Mesmo em modelos privados ou híbridos, como vimos no Reino Unido e na Holanda, os serviços básicos — como a entrega de cartas, correspondências oficiais e cobertura nacional — continuam existindo. Isso é garantido por contratos de concessão ou obrigações regulatórias. O maior desafio é garantir que isso seja bem fiscalizado e que haja penalidades reais em caso de descumprimento, dificuldade essa já existente em praticamente todos os setores que foram privatizados no nosso país, e até nos setores que nunca foram estatais. Fiscalizar e cobrar que regras sejam seguidas não é a melhor característica do nosso país.

De qualquer maneira, a decisão sobre o futuro dos Correios não é simples. Precisa ser tomada urgentemente, mas já vamos entrar em ano eleitoral novamente, e normalmente nesses anos nada de realmente grande ou estruturante é decidido nesse país. Nesse caso, podemos esperar novidades somente para 2027. Até lá, na minha opinião, o Correios seguirá sangrando e o governo acabará cobrindo o rombo tirando recursos do tesouro, que poderiam ser direcionados para outros fins, como saúde e segurança.

Conclusão sobre os modelos

  • Um modelo estatal garante presença e controle social.
  • Um modelo misto pode unir agilidade e missão pública.
  • E um modelo totalmente privado aposta na eficiência e competitividade.

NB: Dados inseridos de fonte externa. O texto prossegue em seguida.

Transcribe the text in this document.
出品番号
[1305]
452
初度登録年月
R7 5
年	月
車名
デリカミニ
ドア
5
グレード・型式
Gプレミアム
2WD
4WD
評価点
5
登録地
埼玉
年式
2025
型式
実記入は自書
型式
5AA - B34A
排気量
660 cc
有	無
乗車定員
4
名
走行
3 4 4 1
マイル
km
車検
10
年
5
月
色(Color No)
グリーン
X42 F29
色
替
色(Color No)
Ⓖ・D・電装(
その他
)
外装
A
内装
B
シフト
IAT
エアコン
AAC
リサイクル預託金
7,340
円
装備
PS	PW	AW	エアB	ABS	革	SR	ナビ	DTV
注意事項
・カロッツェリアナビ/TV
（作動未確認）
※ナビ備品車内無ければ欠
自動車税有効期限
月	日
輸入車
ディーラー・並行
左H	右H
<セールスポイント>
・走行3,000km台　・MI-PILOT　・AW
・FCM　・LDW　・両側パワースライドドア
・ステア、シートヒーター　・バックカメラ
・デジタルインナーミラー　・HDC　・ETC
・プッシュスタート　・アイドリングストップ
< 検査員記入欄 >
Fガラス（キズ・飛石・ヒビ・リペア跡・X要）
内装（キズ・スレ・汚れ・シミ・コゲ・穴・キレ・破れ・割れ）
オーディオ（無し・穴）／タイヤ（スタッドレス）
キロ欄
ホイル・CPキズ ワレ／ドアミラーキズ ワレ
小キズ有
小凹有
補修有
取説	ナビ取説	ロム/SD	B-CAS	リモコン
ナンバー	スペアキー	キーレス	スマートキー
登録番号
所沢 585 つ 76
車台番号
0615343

E para você? Qual desses caminhos parece a solução mais adequada para os Correios aqui no Brasil?

Rafael Duarte é economista. Possui ampla experiência em empresas brasileiras e multinacionais na área de logística, transportes e comercio internacional, atuando no Brasil e no exterior. Acha que podemos simplificar o conteúdo de logística disponível na internet, sem perder a qualidade.